Days of Destruction, Days of Revolt
- Author: Chris Hedges
- Illustrator: Joe Sacco
- Language: English (United States)
- Genre: Graphic Novel, Non-Fiction
- Published: 2012
- Publisher: Nation Books Navayana (India)
- ISBN: 978-1568588247

= Days of Destruction, Days of Revolt =

2012 graphic novel by Joe Sacco and Chris Hedges

Days of Destruction, Days of Revolt is a 2012 illustrated non-fiction book authored by Chris Hedges and illustrated by Joe Sacco, chronicling life in poverty in different parts of the United States.

==Structure==
The book captures daily life in regions facing 'destruction or revolt', in five sections corresponding with different ecological sacrifice zones:

1. Days of Theft – Pine Ridge, South Dakota
2. Days of Siege – Camden, New Jersey
3. Days of Devastation – Welch, West Virginia
4. Days of Slavery – Immokalee, Florida
5. Days of Revolt – Liberty Square, New York City

Interspersed with interviews from several individuals, as well as monographs that capture the devastation caused to people and the environment, the book investigates ramifications of unchecked post-industrial free market capitalism in the United States.

== Reception ==
A review in The New York Times by Philipp Meyer was generally positive, and especially praised Sacco's illustrations and storytelling.
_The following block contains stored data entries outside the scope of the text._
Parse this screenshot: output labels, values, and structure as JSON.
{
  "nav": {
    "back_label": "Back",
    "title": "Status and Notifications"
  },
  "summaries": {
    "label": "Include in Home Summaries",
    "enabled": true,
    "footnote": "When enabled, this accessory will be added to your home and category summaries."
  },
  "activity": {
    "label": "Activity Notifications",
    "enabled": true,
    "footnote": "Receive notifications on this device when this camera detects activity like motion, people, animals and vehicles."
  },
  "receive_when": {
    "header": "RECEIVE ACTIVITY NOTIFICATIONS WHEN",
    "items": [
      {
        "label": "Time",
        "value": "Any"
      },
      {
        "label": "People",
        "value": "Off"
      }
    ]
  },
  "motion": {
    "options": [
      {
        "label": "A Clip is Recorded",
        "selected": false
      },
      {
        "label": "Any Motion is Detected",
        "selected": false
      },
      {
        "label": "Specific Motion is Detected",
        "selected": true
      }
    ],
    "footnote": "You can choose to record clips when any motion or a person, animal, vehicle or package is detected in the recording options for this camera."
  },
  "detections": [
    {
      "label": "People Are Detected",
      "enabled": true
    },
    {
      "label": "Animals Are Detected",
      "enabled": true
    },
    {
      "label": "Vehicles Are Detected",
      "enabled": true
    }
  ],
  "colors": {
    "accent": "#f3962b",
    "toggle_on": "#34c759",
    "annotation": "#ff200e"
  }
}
Meyer was more critical of Hedges' contributions, describing his writings as "brilliant at depicting human life at the extremes of existence" but similar in tone to a "high priest." Both Meyer and a separate review by anarchist writer Kristian Williams negatively received the final chapter, which covered the Occupy movement. Williams' review was otherwise positive.

Days of Destruction, Days of Revolt received positive reviews in NJ.com and Library Journal.